A 19-year-old male who experienced a severe TBI at the age of 7 was referred to a post-acute brain injury rehabilitation program for vocational services. Neuropsychological evaluation showed impairments in multiple domains including attention, learning, memory, executive functions, and processing speed, as well as clinically significant depressive symptoms. Clinical interview revealed that the patient had some acquaintances, but no close friends; he socialized exclusively with family. Notable social communication deficits were observed including poor eye contact, the telling of moderately offensive jokes, frequent interruptions characterized by off-topic comments. The examiner noted that the client frequently acted younger than his age. His stated goals were to get a job, to obtain his driver’s license, and to have a girlfriend.

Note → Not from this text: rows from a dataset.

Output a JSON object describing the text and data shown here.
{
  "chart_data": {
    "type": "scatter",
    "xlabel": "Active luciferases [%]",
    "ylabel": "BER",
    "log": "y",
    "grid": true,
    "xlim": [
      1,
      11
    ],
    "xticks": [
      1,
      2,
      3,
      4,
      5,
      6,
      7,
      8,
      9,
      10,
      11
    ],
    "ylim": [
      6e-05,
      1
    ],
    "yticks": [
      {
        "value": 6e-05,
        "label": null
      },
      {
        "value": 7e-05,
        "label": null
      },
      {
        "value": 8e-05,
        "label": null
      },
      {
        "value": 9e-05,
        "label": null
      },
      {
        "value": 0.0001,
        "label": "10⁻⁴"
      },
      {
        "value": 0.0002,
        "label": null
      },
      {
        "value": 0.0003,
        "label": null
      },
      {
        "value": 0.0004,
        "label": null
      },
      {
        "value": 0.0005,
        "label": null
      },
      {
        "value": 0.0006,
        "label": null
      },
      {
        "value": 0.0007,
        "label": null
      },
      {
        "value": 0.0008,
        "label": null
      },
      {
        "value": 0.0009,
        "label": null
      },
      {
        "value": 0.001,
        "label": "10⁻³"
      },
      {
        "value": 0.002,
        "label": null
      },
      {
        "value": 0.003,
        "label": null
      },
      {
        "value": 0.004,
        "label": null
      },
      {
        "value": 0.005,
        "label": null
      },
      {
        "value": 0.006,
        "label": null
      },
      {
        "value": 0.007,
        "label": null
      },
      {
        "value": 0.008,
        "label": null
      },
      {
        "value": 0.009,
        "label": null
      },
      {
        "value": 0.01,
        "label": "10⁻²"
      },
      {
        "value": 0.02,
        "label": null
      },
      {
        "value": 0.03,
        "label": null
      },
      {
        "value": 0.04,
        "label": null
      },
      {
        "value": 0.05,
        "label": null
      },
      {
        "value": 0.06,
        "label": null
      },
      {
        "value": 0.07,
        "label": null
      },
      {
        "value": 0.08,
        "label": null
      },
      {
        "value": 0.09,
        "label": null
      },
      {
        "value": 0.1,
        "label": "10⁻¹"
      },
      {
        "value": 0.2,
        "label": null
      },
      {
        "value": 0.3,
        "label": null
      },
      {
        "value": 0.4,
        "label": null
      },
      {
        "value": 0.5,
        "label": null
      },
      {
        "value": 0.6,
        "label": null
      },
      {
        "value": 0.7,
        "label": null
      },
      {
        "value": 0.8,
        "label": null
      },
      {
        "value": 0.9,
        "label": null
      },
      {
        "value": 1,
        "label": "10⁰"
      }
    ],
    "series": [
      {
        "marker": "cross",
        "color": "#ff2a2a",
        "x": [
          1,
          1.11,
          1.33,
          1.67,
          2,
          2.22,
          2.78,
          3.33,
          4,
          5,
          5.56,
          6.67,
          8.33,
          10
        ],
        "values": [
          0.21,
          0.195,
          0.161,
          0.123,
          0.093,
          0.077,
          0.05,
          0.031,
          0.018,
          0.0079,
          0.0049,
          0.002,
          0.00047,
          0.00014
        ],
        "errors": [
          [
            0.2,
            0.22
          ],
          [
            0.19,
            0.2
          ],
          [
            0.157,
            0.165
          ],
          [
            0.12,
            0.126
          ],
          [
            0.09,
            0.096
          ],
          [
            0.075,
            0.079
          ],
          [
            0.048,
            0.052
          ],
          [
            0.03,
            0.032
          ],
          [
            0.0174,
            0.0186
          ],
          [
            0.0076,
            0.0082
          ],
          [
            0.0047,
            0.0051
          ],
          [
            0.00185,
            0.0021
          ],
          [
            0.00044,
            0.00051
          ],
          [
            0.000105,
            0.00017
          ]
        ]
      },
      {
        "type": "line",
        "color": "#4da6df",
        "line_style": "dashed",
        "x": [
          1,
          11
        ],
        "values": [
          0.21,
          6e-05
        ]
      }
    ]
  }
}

In contrast to Case 1, the results of the neuropsychological evaluation described in Case 2 documented several cognitive impairments that would likely impact his ability to benefit from a CBT-based approach, especially impairments in executive functions. Thus, a more behavioral approach to the treatment of his depressive symptoms appeared warranted. The client expressed understanding of, and agreement with, his treatment plan. Further assessment revealed that the client enjoyed outdoor activities such as playing sports and walking with his dog. The client and therapist developed a schedule of regular meaningful activities and investigated community-based recreational sports programs which led to his registration in a local judo class. Initially, he had some difficulty following his activity schedule. He reported that he could not remember what he was supposed to do first. Family also reported that he would confuse the order of the steps or get distracted by another activity and fail to return to the task. The therapist helped the client to develop checklists that contributed to improved completion of the tasks. Also, family decided to start paying client for completing household chores, including simple yard work and laundry, to reward successful task completion. Participation in meaningful activities and task completion improved. This was associated with improvements in depressive symptoms. The patient also participated in a social skills intervention group to address his social communication problems. Strengthening social skills can contribute to improved relationships with others, and thus increase perceived social support, which also plays an important role in the experience of emotional distress.